Under the terms of the rule change, which three Democrats voted against, Pelosi can establish a 45-day proxy voting period where members of congress can authorize another member of congress to vote on their behalf. Each member of congress must receive specific instructions on how to vote but can vote for up to ten lawmakers. The rule change also allowed the speaker to extend, or shorten, the voting period based on public health circumstances.
A spokesperson for Minority Leader Kevin McCarthy (R-CA), who was named in the suit, told The New York Times that the congressman plans to submit an appeal.
Nearly two dozen Republican members of Congress signed onto the lawsuit as plaintiffs back in May, and accused Pelosi of ending the “231-year constitutional tradition of in-person assembly, deliberation, and voting.”

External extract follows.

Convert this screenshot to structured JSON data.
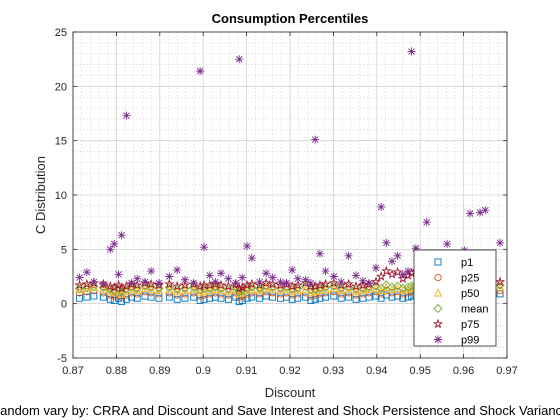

It is simply impossible to read the constitution and overlook its repeated and emphatic requirement that Members of Congress actually assemble in their respective chambers when they vote, whether on matters as weighty as declaring war or as ordinary as naming a bridge….That requirement is no less mandatory in the midst of a pandemic, see INS v. Chadha, 462 U.S. 919, 959 (1983), as the House’s forebears amply demonstrated when facing a far more deadly pandemic a little more than a century ago.
The lawsuit also cited numerous examples of lawmakers meeting in person despite extenuating circumstances, such as in the Yellow Fever Epidemic of 1793, and in 1861 during the outbreak of the Civil War.
While dozens of Democratic lawmakers have submitted letters to the House clerk so that they can vote by proxy, only one Republican lawmaker, Congressman Francis Rooney (R-FL) has done so. He has been a public supporter of the rule change.